The datasets can be retrieved or updated using the scripts retrieval/get_aclu_data.ipynb and retrieval/get_ttl_data.ipynb. There's an additional script (retrieval/get_equality_texas.ipynb) for retrieving data from EqualityTexas, but that data isn't currently incorporated into any of the pipelines. The script retrieval/legiscan_lookup_aclu.ipynb is used to resolve bills tracked by the ACLU to legiscan IDs so that we can use the Legiscan service to get more information about them--including downloading the text of the bill with retrieval/retrieve_legislation.ipynb. Finally, retrieval/build_neutral_corpus.ipynb is for constructing a corpus of neutral bills in order to compare their statistical properties to those of the anti-trans corpus.
If you're interested in time series or pie chart visualizations, you probably want to look at visualize/aggregate.ipynb, which operates on an aggregation of the ACLU and TTL data. There is an animated choropleth in visualize/animated_choropleth.ipynb. I have also put a lot of work into making a decent word cloud of the bills as well, which you can find here: visualize/word_freq.ipynb.
The scripts that build the aggregate dataset from the ACLU and TTL data are found in investigate/aggregate.ipynb and investigate/categorize.ipynb. investigate/conserved_phrases investigates common large n-grams across the corpus. investigate/generate_legal_stopwords.ipynb can be used to generate or refresh the list of stopwords that is specialized for legal documents. Finally, a quick exploration of ngrams in the hate emails corpus is in investigate/hate-emails-ngrams.ipynb.
An archive of the data I retrieved from the Legiscan API can be found in archive. This is divided into bills, which contains the actual bills, and meta, which contains metadata about each piece of legislation.
Anything created or modified by the notebooks is in the artifacts directory.

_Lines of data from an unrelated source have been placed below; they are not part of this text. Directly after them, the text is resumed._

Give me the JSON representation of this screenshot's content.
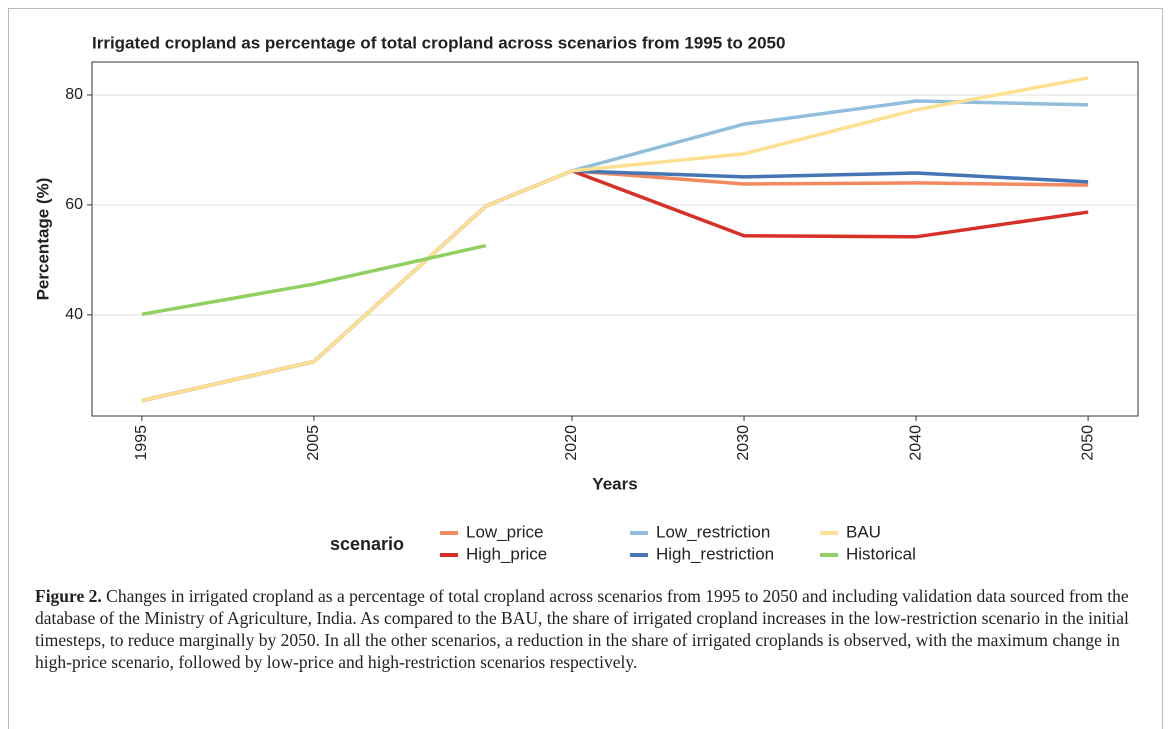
{
  "chart_data": {
    "type": "line",
    "title": "Irrigated cropland as percentage of total cropland across scenarios from 1995 to 2050",
    "x_label": "Years",
    "y_label": "Percentage (%)",
    "x": [
      1995,
      2005,
      2015,
      2020,
      2030,
      2040,
      2050
    ],
    "xlim": [
      1992.1,
      2052.9
    ],
    "xticks": [
      1995,
      2005,
      2020,
      2030,
      2040,
      2050
    ],
    "ylim": [
      21.6,
      86
    ],
    "yticks": [
      40,
      60,
      80
    ],
    "grid": true,
    "legend_title": "scenario",
    "series": [
      {
        "name": "Low_price",
        "color": "#f4895f",
        "values": [
          24.4,
          31.5,
          59.8,
          66.2,
          63.8,
          64.0,
          63.6
        ]
      },
      {
        "name": "High_price",
        "color": "#d73027",
        "values": [
          24.4,
          31.5,
          59.8,
          66.2,
          54.4,
          54.2,
          58.7
        ]
      },
      {
        "name": "Low_restriction",
        "color": "#91bfdb",
        "values": [
          24.4,
          31.5,
          59.8,
          66.2,
          74.7,
          78.9,
          78.2
        ]
      },
      {
        "name": "High_restriction",
        "color": "#4575b4",
        "values": [
          24.4,
          31.5,
          59.8,
          66.2,
          65.1,
          65.8,
          64.2
        ]
      },
      {
        "name": "BAU",
        "color": "#fee090",
        "values": [
          24.4,
          31.5,
          59.8,
          66.2,
          69.3,
          77.3,
          83.1
        ]
      },
      {
        "name": "Historical",
        "color": "#91cf60",
        "values": [
          40.1,
          45.6,
          52.6,
          null,
          null,
          null,
          null
        ]
      }
    ]
  },
  "caption": {
    "label": "Figure 2.",
    "text": "Changes in irrigated cropland as a percentage of total cropland across scenarios from 1995 to 2050 and including validation data sourced from the database of the Ministry of Agriculture, India. As compared to the BAU, the share of irrigated cropland increases in the low-restriction scenario in the initial timesteps, to reduce marginally by 2050. In all the other scenarios, a reduction in the share of irrigated croplands is observed, with the maximum change in high-price scenario, followed by low-price and high-restriction scenarios respectively."
  }
}
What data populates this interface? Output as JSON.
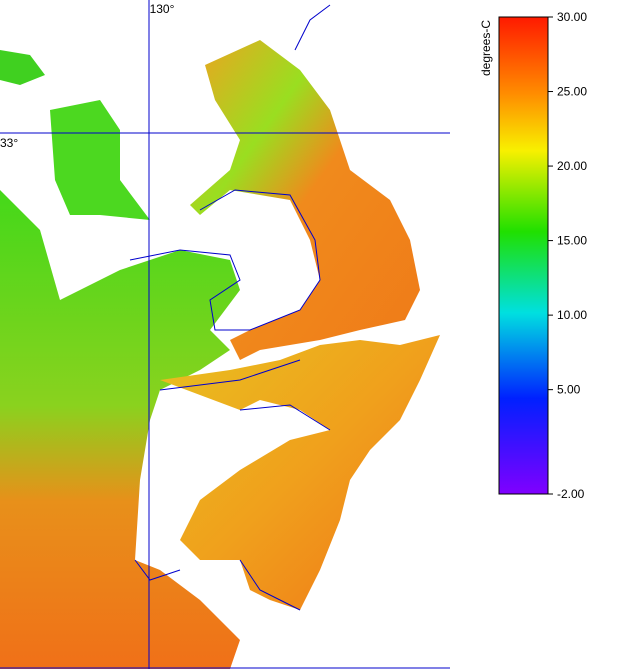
{
  "map": {
    "grid_labels": {
      "longitude": "130°",
      "latitude": "33°"
    },
    "colorbar": {
      "label": "degrees-C",
      "lim": [
        -2,
        30
      ],
      "ticks": [
        {
          "value": 30,
          "label": "30.00"
        },
        {
          "value": 25,
          "label": "25.00"
        },
        {
          "value": 20,
          "label": "20.00"
        },
        {
          "value": 15,
          "label": "15.00"
        },
        {
          "value": 10,
          "label": "10.00"
        },
        {
          "value": 5,
          "label": "5.00"
        },
        {
          "value": -2,
          "label": "-2.00"
        }
      ]
    }
  }
}
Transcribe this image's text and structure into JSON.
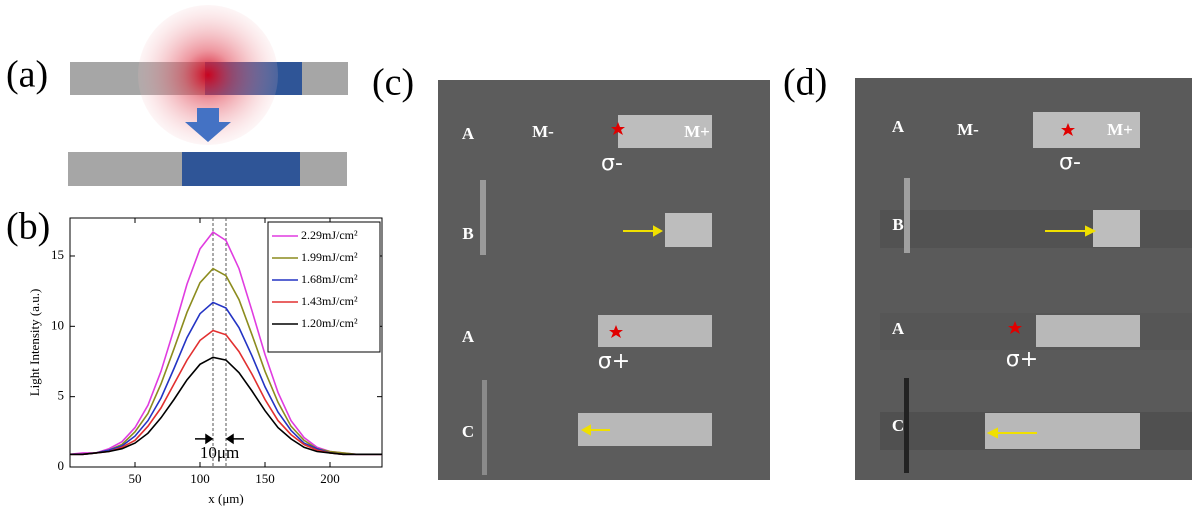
{
  "panel_labels": [
    "(a)",
    "(b)",
    "(c)",
    "(d)"
  ],
  "chart_data": {
    "type": "line",
    "x_label": "x (μm)",
    "y_label": "Light Intensity (a.u.)",
    "annotation": "10μm",
    "x": [
      0,
      10,
      20,
      30,
      40,
      50,
      60,
      70,
      80,
      90,
      100,
      110,
      120,
      130,
      140,
      150,
      160,
      170,
      180,
      190,
      200,
      210,
      220,
      230,
      240
    ],
    "series": [
      {
        "name": "2.29mJ/cm²",
        "color": "#e03ce0",
        "values": [
          0.9,
          1.0,
          1.0,
          1.3,
          1.8,
          2.8,
          4.4,
          6.8,
          9.8,
          13.0,
          15.5,
          16.7,
          16.1,
          14.1,
          11.1,
          8.0,
          5.3,
          3.3,
          2.1,
          1.4,
          1.1,
          1.0,
          0.9,
          0.9,
          0.9
        ]
      },
      {
        "name": "1.99mJ/cm²",
        "color": "#8c8c1e",
        "values": [
          0.9,
          0.9,
          1.0,
          1.2,
          1.6,
          2.5,
          3.8,
          5.9,
          8.4,
          11.0,
          13.1,
          14.1,
          13.6,
          11.9,
          9.4,
          6.8,
          4.6,
          2.9,
          1.9,
          1.3,
          1.1,
          1.0,
          0.9,
          0.9,
          0.9
        ]
      },
      {
        "name": "1.68mJ/cm²",
        "color": "#2434c4",
        "values": [
          0.9,
          0.9,
          1.0,
          1.2,
          1.5,
          2.2,
          3.3,
          4.9,
          7.0,
          9.2,
          10.9,
          11.7,
          11.3,
          9.9,
          7.9,
          5.7,
          3.9,
          2.6,
          1.7,
          1.3,
          1.0,
          0.9,
          0.9,
          0.9,
          0.9
        ]
      },
      {
        "name": "1.43mJ/cm²",
        "color": "#e23030",
        "values": [
          0.9,
          0.9,
          1.0,
          1.1,
          1.4,
          1.9,
          2.9,
          4.2,
          5.9,
          7.6,
          9.0,
          9.7,
          9.4,
          8.2,
          6.6,
          4.8,
          3.3,
          2.3,
          1.6,
          1.2,
          1.0,
          0.9,
          0.9,
          0.9,
          0.9
        ]
      },
      {
        "name": "1.20mJ/cm²",
        "color": "#000000",
        "values": [
          0.9,
          0.9,
          1.0,
          1.1,
          1.3,
          1.7,
          2.4,
          3.5,
          4.8,
          6.2,
          7.3,
          7.8,
          7.6,
          6.7,
          5.4,
          4.0,
          2.8,
          2.0,
          1.4,
          1.1,
          1.0,
          0.9,
          0.9,
          0.9,
          0.9
        ]
      }
    ],
    "vlines": [
      110,
      120
    ],
    "xlim": [
      0,
      240
    ],
    "ylim": [
      0,
      17.7
    ],
    "xticks": [
      50,
      100,
      150,
      200
    ],
    "yticks": [
      0,
      5,
      10,
      15
    ],
    "legend": "upper right"
  },
  "micrographs": [
    {
      "rows": [
        "A",
        "B",
        "A",
        "C"
      ],
      "m_minus": "M-",
      "m_plus": "M+",
      "sigma_minus": "σ-",
      "sigma_plus": "σ+"
    },
    {
      "rows": [
        "A",
        "B",
        "A",
        "C"
      ],
      "m_minus": "M-",
      "m_plus": "M+",
      "sigma_minus": "σ-",
      "sigma_plus": "σ+"
    }
  ]
}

The lib and tasks directories contain reusable code. The goal is to pull anything reusable out of the notebooks and build composable units that can be combined into various automated pipelines. This way the different notebooks wouldn't need to be run in a particular order when new data arrives.
Directory | Description | Data | Code |
---|---|---|---|
archive | All bills and metadata of which I am currently aware | ✓ | |
artifacts | Various files built by the repository during the course of its operation | ✓ | ✓ |
bills | Work directory to store contents of downloaded bills | ✓ | |
configuration | Configuration files used to help code work correctly | ✓ | |
datasets | Datasets retrieved and used by the code | ✓ | |
investigate | Analyses of the data that don't necessarily produce visual results | ✓ | |
lib | Code intended to be reused between many notebooks | ✓ | |
obsolete | Stuff that I don't want to throw away but don't use any more | ✓ | ✓ |
retrieval | Code whose job is to retrieve datasets or bills | ✓ | |
static | Assets needed for documentation or literate notebook | ✓ | |
tmp | Directory for temporary files produced by running notebooks | ✓ | |
visualize | Notebooks that visualize the datasets in some way | ✓ |
To get started with this project, you'll want to have poetry
and Python 3.9.10 (we recommend pyenv) already installed. Clone the repository and then use poetry
to install the packages used here. I recommend the poetry
plugin poetry-dotenv-plugin
for handling the environment variables for accessing the Legiscan API.
$ poetry install
$ poetry self add poetry-dotenv-plugin
$ cp env-template .env
If you wish to consume the Legiscan API, you'll need to sign up at https://legiscan.com/user/register. Once you do, you can create an API key. Put your username, password, and API key in the .env file; note that this file is excluded from git for security. Once your setup is done, start jupyter lab
and dig in:
$ poetry run jupyter lab
Note that if you change your .env
you'll need to respawn your jupyter lab server, as it only parses environment variables out of that file at startup.